SRF Cavity Application in Particle Accelerators

A large variety of RF cavities are utilized in particle accelerators. Historically they have been made of copper, a good electrical conductor, and operated near room temperature with water cooling. The water cooling is necessary to remove the heat generated by the electrical loss in the cavity. In the past two decades, though, there has been a growing number of accelerator facilities for which superconducting cavities were deemed more suitable, or necessary, for the accelerator than normal-conducting copper versions. The motivation for using superconductors in RF cavities is not to achieve a net power savings. Though superconductors have very small electrical resistance, the little power that they do dissipate is done so at very low temperatures, typically in a liquid helium bath at 1.6 K to 4.5 K. The refrigeration power to maintain the cryogenic bath at low temperature in the presence of heat from small RF power dissipation is dictated by the Carnot efficiency, and can easily be comparable to the normal-conductor power dissipation of a room-temperature copper cavity. The motivations for using superconducting RF cavities, are instead, the following:

• High duty cycle or cw operation. SRF cavities allow the excitation of high electromagnetic fields at high duty cycle, or even cw, in such regimes that a copper cavity's electrical loss could melt the copper, even with robust water cooling.
• Low beam impedance. The low electrical loss in an SRF cavity allows their geometry to have large beampipe apertures while still maintaining a high accelerating field along the beam axis. Normal-conducting cavities need small beam apertures to concentrate the electric field as compensation for power losses in wall currents. However, the small apertures can be deleterious to a particle beam due to their spawning of larger wakefields, which are quantified by the accelerator parameters termed "beam impedance" and "loss parameter".
• Nearly all RF power goes to the beam. The RF source driving the cavity need only provide the RF power that is absorbed by the particle beam being accelerated, since the RF power dissipated in the SRF cavity walls is negligible. This is in contrast to normal-conducting cavities where the wall power loss can easily equal or exceed the beam power consumption. The RF power budget is important since the RF source technologies, such as a Klystron, Inductive output tube (IOT), or solid state amplifier, have costs that increase dramatically with increasing power.
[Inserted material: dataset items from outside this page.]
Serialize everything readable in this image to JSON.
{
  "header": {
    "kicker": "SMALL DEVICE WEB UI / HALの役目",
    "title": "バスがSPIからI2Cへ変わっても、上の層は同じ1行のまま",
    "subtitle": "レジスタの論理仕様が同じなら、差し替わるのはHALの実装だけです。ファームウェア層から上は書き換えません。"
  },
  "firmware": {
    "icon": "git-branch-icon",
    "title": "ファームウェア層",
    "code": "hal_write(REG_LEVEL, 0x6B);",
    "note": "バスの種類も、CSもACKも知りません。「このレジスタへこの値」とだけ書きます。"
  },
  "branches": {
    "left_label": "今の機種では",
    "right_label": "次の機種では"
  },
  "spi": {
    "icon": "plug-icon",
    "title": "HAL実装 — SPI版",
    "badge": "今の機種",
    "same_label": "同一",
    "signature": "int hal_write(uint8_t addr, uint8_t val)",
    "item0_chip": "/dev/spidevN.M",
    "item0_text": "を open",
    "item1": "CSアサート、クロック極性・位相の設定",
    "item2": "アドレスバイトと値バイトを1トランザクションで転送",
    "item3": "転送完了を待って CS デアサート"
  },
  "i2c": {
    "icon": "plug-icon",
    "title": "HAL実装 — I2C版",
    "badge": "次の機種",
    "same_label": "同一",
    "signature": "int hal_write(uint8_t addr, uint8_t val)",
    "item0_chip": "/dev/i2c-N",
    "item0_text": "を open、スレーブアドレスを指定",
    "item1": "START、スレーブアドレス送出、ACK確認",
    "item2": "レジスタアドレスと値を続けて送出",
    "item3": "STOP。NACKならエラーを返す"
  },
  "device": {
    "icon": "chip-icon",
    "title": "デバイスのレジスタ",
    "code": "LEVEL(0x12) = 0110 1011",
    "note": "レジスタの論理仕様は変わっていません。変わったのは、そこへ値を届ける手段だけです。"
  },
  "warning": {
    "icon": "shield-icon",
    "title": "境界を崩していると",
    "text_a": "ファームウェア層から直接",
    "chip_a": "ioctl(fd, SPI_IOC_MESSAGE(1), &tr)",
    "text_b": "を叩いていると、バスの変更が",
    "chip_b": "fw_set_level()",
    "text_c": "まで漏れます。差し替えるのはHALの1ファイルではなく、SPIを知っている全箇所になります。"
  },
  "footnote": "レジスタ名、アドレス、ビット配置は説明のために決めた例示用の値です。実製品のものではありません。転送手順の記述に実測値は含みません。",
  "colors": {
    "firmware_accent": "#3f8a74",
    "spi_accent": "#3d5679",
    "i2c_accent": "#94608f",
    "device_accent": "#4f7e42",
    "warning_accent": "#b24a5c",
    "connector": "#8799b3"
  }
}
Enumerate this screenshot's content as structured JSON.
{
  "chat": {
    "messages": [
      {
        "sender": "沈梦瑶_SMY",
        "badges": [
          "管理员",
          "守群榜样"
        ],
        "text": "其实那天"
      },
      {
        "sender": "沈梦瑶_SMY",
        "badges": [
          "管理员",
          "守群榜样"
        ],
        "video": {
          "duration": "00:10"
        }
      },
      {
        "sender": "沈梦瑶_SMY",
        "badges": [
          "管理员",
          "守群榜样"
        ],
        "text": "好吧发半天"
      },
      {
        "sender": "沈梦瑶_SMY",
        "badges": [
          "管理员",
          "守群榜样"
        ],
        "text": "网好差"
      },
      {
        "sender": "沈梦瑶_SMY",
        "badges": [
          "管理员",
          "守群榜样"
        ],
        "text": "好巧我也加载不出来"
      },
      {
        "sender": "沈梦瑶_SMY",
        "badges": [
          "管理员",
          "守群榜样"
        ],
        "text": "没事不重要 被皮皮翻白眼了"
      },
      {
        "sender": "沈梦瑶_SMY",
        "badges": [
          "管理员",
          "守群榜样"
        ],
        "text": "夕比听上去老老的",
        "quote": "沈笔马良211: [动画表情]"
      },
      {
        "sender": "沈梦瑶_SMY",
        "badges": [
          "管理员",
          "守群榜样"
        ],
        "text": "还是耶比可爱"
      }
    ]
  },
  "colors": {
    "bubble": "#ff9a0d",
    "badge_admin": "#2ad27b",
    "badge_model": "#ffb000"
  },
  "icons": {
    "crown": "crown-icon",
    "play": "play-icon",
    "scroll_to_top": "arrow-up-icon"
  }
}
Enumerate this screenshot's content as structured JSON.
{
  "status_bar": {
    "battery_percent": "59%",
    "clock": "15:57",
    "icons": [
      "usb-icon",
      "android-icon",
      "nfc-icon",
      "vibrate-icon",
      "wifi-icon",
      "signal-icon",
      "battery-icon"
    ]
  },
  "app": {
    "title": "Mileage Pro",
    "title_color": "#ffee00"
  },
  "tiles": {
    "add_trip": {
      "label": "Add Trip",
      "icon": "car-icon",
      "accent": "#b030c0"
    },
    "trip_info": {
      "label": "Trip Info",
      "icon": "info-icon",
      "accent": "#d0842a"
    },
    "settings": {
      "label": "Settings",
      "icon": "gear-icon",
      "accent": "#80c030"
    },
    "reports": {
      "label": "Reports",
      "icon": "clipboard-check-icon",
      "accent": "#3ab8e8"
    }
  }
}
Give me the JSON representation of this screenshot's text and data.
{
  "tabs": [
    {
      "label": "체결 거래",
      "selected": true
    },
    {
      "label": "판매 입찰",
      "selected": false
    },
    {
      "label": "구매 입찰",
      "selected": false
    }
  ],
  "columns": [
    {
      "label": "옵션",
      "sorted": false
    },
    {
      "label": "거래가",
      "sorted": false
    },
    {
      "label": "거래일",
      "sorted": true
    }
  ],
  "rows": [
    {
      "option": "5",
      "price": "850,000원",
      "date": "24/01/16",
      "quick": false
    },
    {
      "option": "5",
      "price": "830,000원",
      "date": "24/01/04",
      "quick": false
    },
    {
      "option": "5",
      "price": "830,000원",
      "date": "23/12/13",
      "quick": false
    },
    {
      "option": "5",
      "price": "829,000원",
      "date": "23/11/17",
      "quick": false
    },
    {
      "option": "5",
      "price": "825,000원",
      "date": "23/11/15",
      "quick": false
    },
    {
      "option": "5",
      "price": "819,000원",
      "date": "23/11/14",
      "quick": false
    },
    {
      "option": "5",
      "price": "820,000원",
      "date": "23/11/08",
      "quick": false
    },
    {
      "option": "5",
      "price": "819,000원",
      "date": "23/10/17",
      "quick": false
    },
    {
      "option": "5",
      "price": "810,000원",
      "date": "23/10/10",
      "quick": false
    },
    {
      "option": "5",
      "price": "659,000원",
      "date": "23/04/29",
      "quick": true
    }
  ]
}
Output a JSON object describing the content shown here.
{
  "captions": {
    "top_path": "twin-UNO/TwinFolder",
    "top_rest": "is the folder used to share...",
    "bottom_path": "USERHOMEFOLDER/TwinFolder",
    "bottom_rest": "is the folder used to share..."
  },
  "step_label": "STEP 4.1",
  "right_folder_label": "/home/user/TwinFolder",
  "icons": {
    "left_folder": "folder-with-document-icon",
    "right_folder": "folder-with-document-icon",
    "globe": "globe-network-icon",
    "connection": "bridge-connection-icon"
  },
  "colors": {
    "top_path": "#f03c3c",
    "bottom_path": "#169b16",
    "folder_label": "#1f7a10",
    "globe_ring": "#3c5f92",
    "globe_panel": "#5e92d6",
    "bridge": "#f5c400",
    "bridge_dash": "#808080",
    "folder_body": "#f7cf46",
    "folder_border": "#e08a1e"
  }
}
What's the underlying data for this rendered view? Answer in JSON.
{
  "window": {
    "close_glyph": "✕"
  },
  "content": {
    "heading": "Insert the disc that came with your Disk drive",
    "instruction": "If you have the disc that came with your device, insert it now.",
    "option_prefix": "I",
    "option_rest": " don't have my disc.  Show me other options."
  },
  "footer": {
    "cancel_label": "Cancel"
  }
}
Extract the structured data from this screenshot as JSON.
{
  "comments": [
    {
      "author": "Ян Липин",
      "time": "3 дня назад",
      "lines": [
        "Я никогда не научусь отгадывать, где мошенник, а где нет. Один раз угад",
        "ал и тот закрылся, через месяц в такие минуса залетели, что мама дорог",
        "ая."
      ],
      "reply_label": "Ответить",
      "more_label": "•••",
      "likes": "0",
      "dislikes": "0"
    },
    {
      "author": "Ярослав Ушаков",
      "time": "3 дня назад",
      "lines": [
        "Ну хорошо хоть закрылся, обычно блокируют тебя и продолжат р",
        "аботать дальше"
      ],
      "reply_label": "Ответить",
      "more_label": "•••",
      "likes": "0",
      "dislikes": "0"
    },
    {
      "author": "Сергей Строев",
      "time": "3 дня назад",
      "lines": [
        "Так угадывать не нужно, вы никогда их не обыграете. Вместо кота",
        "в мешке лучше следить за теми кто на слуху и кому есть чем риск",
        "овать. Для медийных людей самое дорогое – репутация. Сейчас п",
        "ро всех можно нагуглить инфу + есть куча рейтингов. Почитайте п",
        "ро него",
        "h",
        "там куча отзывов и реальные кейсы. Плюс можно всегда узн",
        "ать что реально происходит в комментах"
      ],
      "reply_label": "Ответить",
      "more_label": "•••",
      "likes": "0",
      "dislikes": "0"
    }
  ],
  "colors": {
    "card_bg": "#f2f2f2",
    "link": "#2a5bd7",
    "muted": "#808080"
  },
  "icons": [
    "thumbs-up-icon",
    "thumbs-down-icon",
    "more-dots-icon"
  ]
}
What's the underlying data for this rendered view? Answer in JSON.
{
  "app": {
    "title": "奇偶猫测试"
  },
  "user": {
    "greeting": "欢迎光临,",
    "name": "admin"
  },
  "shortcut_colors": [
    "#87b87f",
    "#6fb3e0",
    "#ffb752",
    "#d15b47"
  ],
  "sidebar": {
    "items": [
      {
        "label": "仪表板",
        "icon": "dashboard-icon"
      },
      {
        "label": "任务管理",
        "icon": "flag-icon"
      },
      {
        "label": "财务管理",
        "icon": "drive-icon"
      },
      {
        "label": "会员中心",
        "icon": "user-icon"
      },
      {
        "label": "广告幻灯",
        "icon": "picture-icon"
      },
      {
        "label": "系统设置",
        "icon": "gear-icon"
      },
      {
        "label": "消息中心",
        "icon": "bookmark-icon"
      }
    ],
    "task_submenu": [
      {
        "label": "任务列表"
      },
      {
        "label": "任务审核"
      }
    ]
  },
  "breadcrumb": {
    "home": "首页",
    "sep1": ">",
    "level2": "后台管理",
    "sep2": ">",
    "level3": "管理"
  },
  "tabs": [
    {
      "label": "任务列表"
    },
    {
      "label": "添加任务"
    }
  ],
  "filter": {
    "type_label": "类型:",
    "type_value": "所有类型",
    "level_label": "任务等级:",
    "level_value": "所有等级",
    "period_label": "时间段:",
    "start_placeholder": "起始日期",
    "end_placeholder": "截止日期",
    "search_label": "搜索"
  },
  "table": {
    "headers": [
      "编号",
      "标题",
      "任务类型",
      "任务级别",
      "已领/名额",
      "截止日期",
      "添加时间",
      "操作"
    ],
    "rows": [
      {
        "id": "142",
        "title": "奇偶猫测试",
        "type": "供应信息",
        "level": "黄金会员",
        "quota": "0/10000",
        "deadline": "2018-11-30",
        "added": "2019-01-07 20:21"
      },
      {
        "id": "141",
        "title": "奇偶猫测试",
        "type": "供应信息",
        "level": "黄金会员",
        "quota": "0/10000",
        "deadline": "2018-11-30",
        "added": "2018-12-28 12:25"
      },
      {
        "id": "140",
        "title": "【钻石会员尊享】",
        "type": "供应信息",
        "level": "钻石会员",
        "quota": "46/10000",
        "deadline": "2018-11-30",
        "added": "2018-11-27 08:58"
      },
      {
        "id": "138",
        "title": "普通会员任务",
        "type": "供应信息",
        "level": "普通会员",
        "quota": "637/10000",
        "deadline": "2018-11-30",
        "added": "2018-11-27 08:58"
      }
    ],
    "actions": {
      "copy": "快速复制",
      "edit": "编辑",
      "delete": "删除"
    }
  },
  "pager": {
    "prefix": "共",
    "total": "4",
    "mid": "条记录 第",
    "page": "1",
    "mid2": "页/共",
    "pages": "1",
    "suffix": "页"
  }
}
When future superconducting material advances occur to obtain higher superconducting critical temperatures T_c and consequently higher SRF bath temperatures, then the better efficiencies of the refrigerator could yield a significant net power savings by SRF over the normal conducting approach to RF cavities. There are other issues that would have to be considered with a higher bath temperature, though, such as the absence of superfluidity that is presently exploited with liquid helium that would not be present with, e.g., liquid nitrogen. At present, none of the "high T_c" superconducting materials are suitable for RF applications. Shortcomings of these materials arise due to their underlying physics as well as their bulk mechanical properties not being amenable to fabricating accelerator cavities. However, depositing films of promising materials onto other mechanically amenable cavity materials could provide a viable option for exotic materials serving SRF applications. At present, the de facto choice of SRF material is still pure niobium, which has a critical temperature of 9.3 K and functions as a superconductor nicely in a liquid helium bath of 4.2 K or lower.